Knee Arthroscopy

Arthroscopy is an internal examination of a joint; hence knee arthroscopy is an examination of the knee joint. An arthroscope is used to see inside the joint, and this is a specialised form of telescope with its own light source.

The knee arthroscopy procedure is done through two small incisions, commonly known as keyholes or portals. The number of incisions may vary, but commonly two are necessary as an absolute minimum. The arthroscope is inserted through one keyhole, and through the other keyhole the instruments used to perform the surgery are inserted. The arthroscope is connected through a cable to a TV monitor so that the Dr. Hasn has a magnified view of the inside of the knee joint while working. The arthroscope permits viewing of the important structures of the knee joint, such as the articular cartilage, the meniscal cartilages and the cruciate ligaments. These are the most common structures that suffer damage, causing pain and instability of the knee. Working through the instrument keyhole, specialised surgical tools are used to correct the damage to the structures of the knee.

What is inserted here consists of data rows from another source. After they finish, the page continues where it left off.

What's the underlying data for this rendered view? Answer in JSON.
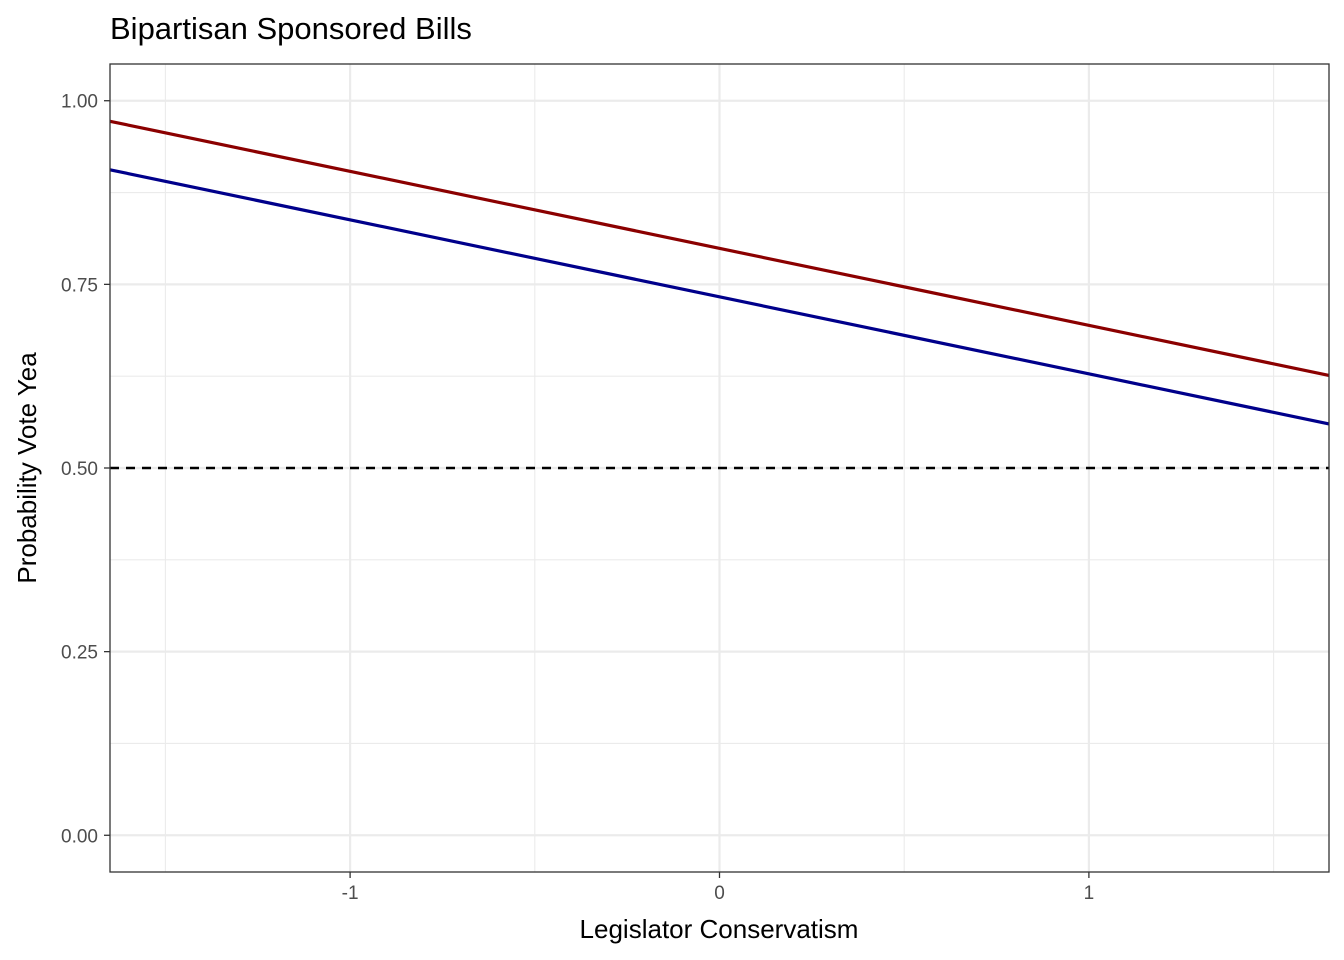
{
  "chart_data": {
    "type": "line",
    "title": "Bipartisan Sponsored Bills",
    "xlabel": "Legislator Conservatism",
    "ylabel": "Probability Vote Yea",
    "xlim": [
      -1.65,
      1.65
    ],
    "ylim": [
      -0.05,
      1.05
    ],
    "x_ticks": [
      -1,
      0,
      1
    ],
    "x_tick_labels": [
      "-1",
      "0",
      "1"
    ],
    "y_ticks": [
      0,
      0.25,
      0.5,
      0.75,
      1.0
    ],
    "y_tick_labels": [
      "0.00",
      "0.25",
      "0.50",
      "0.75",
      "1.00"
    ],
    "grid": true,
    "legend": "none",
    "series": [
      {
        "color": "#8B0000",
        "x": [
          -1.65,
          1.65
        ],
        "values": [
          0.972,
          0.626
        ]
      },
      {
        "color": "#00008B",
        "x": [
          -1.65,
          1.65
        ],
        "values": [
          0.906,
          0.56
        ]
      }
    ],
    "reference_line": {
      "y": 0.5,
      "style": "dashed",
      "color": "#000000"
    }
  }
}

An arthroscopy requires a day visit to hospital. The surgery is performed under general anaesthesia. Following return to the ward, patients will be able to get up initially with assistance, but will then be able to walk out of hospital, usually without the need for any walking aids, such as a stick or crutches. Patients are advised not to drive themselves home on the same day as surgery, and preferably not for 24 hours.

Patients are given a sheet of exercises to commence either the day of or the day following surgery, and will also be given instructions on how to manage the bandages and dressings on their knee. People who work on a computer doing desk duties will have a fairly rapid return to work. However those who spend a lot of time crouching and kneeling in their work will require 6-8 weeks before being able to return to full duties.

Patients will see Dr. Hasn again generally about a week after surgery, when the results of the procedure and the photographs of the knee that were taken during the operation will be discussed and returned for patients to keep. Surgical wounds will be checked, and further plans for rehabilitation of the knee and a proposed schedule for returning to work or sporting activities will be discussed.